Tanggisan Orangtua Korban Menanti Senyuman Anaknya Kembali

RMOL. Salah satu korban dari 4 korban yang belum ditemukan bernama Edio Tris Rajo Bito, atau sering di sapa Bito belum ditemukan oleh pihak aparat. Memasuki hari kedua, proses evakuasi pencarian korban yang hilang menuai duka bagi kedua orangtua Bito, Sopian Rodi (50) dan Ermawati (48), Jumat (29/4/2016).


RMOL. Salah satu korban dari 4 korban yang belum ditemukan bernama Edio Tris Rajo Bito, atau sering di sapa Bito belum ditemukan oleh pihak aparat. Memasuki hari kedua, proses evakuasi pencarian korban yang hilang menuai duka bagi kedua orangtua Bito, Sopian Rodi (50) dan Ermawati (48), Jumat (29/4/2016).

Menurut keterangan Sopian Rodi (Orang Tua Bito), bahwa awal mula anaknya pamit sekitar jam 18.00 WIB, Rabu (27/04/2016) untuk menuju ke lokasi PT.PGE untuk shif kerja piket malam, ironisnya sebelum berangkat kerja, Bito dalam keadaan riang dan bahagia dengan kedua orangtuanya sebelumnya hendak beranjak ke lokasi kejadian.

Anak ke 3 dari bapak Rodi dan Ermawati ini dikenal sangat sayang dengan orang tuanya. Bahkan, setibanya di lokasi berdasarkan informasi dari rekan kerjanya, Bito sempat membayar hutang ke warung langganannya yang terdapat di lokasi longsor, padahal sebelumnya sempat di tolak oleh pemilik warung.

“Sekitar jam 6 sore sebelum kejadian (27/4/2016), Bito pamit untuk piket malam ke PT. PGE hulu Lais dan saat itu sebelum berangkat Bito sangat riang dan bahagia. Bahkan, sebelum dikabarkan hilang dia maksa ingin bayar hutang, padahal hutangnya hanya Rp. 10.000,-, tapi kata temannya dia tetap ingin membayar hutangnya tersebut, lantaran ia merasa tidak ingin meninggalkan hutang,” ucap Orangtua Binto yang masih menanti senyuman anaknya kembali.

Ditambah Rodi, dirinya berharap dalam waktu dekat anaknya ditemukan oleh pihak aparat, termasuk PT. PGE yang harus bertanggungjawab terhadap insiden ini.
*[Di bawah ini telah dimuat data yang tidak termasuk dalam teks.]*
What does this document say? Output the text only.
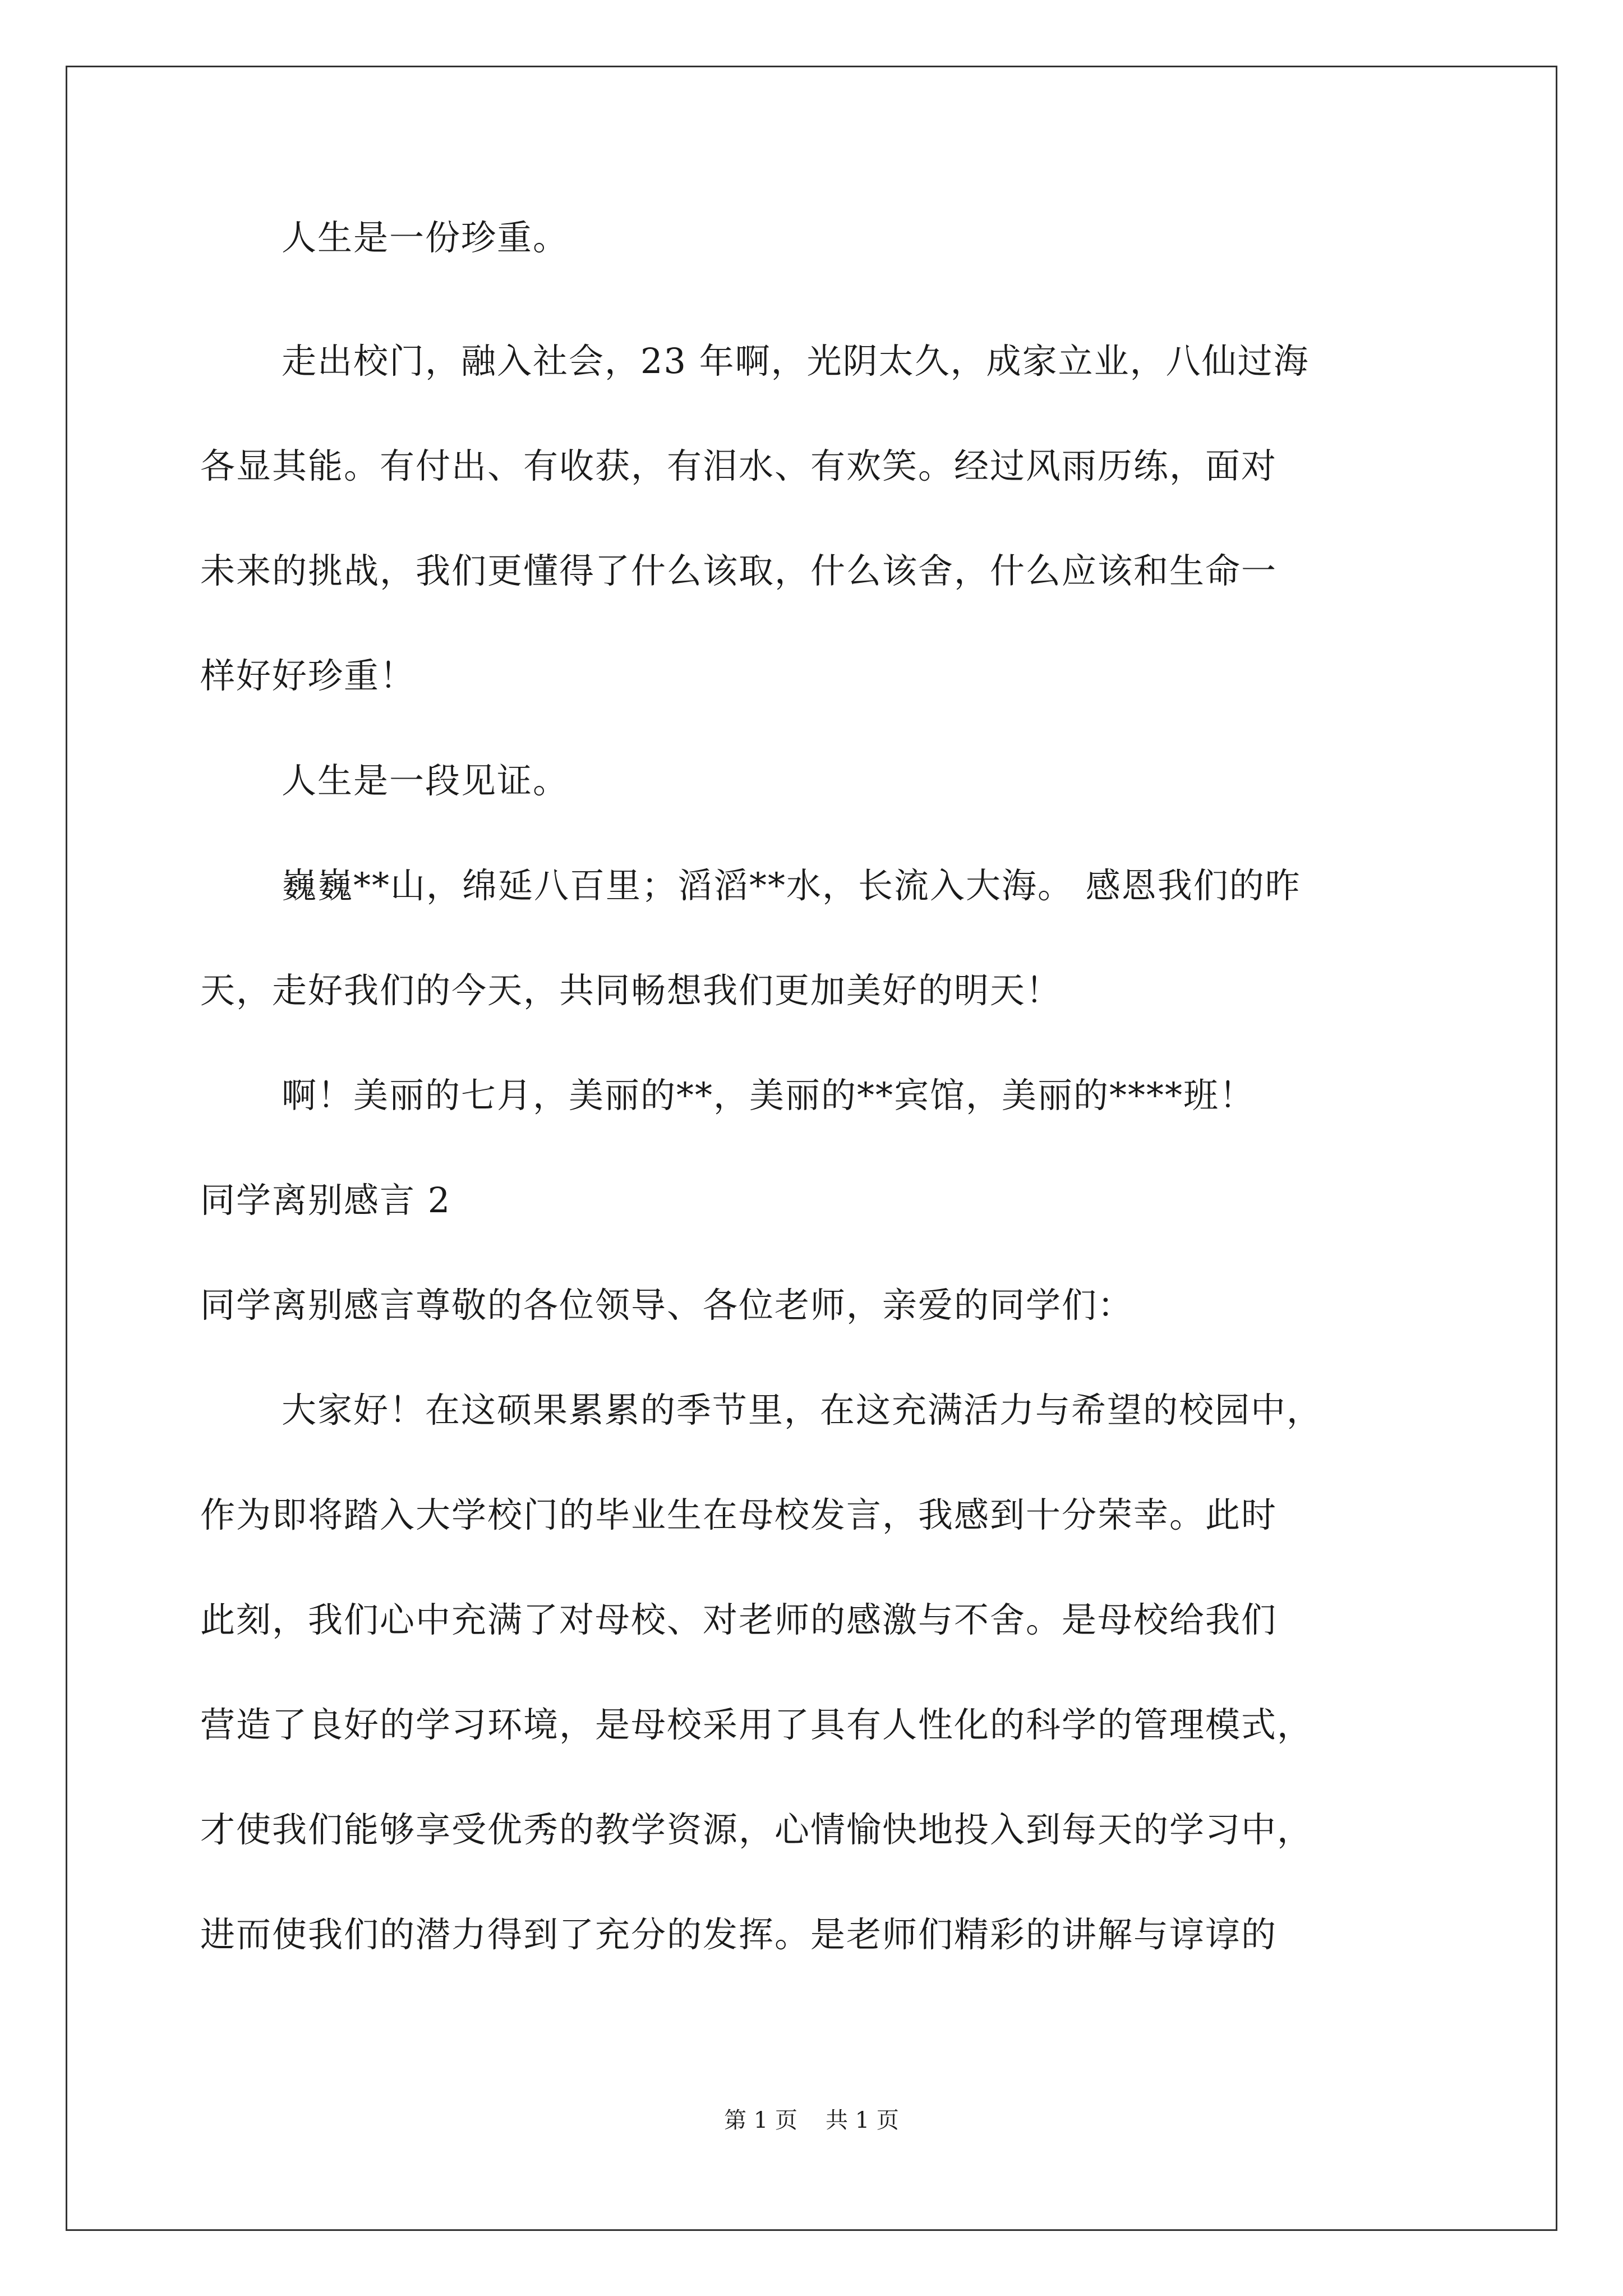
人生是一份珍重。
走出校门，融入社会，23 年啊，光阴太久，成家立业，八仙过海
各显其能。有付出、有收获，有泪水、有欢笑。经过风雨历练，面对
未来的挑战，我们更懂得了什么该取，什么该舍，什么应该和生命一
样好好珍重！
人生是一段见证。
巍巍**山，绵延八百里；滔滔**水，长流入大海。 感恩我们的昨
天，走好我们的今天，共同畅想我们更加美好的明天！
啊！美丽的七月，美丽的**，美丽的**宾馆，美丽的****班！
同学离别感言 2
同学离别感言尊敬的各位领导、各位老师，亲爱的同学们：
大家好！在这硕果累累的季节里，在这充满活力与希望的校园中，
作为即将踏入大学校门的毕业生在母校发言，我感到十分荣幸。此时
此刻，我们心中充满了对母校、对老师的感激与不舍。是母校给我们
营造了良好的学习环境，是母校采用了具有人性化的科学的管理模式，
才使我们能够享受优秀的教学资源，心情愉快地投入到每天的学习中，
进而使我们的潜力得到了充分的发挥。是老师们精彩的讲解与谆谆的
第 1 页 共 1 页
Ia menuturkan, bahwa pihak PT. PGE lalai terhadap para pekerjanya yang sedang bekerja disana, apalagi kejadian longsor yang menimpa anaknya tersebut sekitar pukul 04.30 WIB (28/4/2016).

“PGE lama melakukan evakuasi, padahal Bito sempat menghubungi rekan kerjanya Agung tidak lama dari kejadian itu, sekitar jam 8 pagi. Tentu, pihak PT. PGE harus bertanggungjawab atas insiden ini,” jelas Rodi.
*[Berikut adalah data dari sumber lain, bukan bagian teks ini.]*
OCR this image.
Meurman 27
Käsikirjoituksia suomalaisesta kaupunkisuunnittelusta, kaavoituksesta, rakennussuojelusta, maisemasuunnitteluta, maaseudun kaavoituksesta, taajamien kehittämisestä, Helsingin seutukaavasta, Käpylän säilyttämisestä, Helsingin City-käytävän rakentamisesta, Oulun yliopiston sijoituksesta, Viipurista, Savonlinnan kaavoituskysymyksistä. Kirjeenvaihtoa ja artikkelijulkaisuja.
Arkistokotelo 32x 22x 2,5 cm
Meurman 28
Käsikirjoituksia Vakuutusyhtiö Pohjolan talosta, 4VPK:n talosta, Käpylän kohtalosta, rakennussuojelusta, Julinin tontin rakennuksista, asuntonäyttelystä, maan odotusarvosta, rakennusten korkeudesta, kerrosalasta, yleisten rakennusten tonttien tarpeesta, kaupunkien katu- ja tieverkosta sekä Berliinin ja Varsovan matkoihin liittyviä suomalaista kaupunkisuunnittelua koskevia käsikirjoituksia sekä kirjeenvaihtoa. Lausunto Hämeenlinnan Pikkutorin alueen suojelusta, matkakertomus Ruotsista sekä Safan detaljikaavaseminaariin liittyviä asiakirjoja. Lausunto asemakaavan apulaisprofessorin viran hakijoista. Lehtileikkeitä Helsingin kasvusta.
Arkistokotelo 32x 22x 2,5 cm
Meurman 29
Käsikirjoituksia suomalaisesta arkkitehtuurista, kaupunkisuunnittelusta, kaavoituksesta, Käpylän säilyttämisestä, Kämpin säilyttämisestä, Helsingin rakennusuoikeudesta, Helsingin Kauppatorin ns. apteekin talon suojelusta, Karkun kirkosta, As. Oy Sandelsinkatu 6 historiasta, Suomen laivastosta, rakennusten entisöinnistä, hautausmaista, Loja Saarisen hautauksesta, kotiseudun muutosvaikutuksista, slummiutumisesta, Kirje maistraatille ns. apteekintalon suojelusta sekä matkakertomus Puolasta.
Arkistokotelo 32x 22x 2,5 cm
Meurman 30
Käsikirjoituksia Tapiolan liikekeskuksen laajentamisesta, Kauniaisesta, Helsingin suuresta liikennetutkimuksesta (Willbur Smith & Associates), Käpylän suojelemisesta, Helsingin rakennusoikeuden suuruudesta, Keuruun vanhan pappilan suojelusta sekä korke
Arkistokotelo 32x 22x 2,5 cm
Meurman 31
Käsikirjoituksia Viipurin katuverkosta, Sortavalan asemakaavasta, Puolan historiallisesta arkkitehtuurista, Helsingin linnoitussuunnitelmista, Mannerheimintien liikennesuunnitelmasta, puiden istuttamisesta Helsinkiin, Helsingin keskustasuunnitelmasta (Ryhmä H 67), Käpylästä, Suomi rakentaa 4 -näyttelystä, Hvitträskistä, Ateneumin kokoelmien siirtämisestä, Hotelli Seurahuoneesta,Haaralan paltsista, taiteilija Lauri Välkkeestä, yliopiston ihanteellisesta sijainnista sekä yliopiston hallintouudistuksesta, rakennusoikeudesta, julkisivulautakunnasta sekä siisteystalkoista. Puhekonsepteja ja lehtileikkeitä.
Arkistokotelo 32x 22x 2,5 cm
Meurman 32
Sementara itu, lanjut Rodi, pihak PT. PGE seharusnya menormalisasi air yang ada di Bukit Belerang tersebut, apalagi sebelum air belerang itu meluap masuk ke Cluster A tempat anaknya berjaga, air Belerang yang meluap akibat hujan tersebut mengalir ke Air Kotok, yakni berbalik arus dari lokasi longsor tersebut.

“Air di atas bukit itu sebelumnya mengalir ke air kotok, seharusnya ada normalisasi atau antisipasi dari PGE sebelum air itu meluap karena hujan, apalagi dibawah itu ada pekerjanya yang sedang bertugas. Jelas ini kelalaian, yang membuat air belerang tersebut masuk ke tempat camp tempat anaknya bekerja,” jelas Rodi.

Terpisah, Humas PT. PGE Hulu Lais Lukman, H.S mengatakan, peringatan dini akan bahaya bencana dilokasi pengeboran panas bumi tersebut sudah terpasang alat Sistem Peringatan Dini (Early Warning System), akan tetapi karena bencana tersebut datangnya sangat cepat maka pekerja dan warga yang ada disekitar lokasi tidak sempat menyelamatkan diri.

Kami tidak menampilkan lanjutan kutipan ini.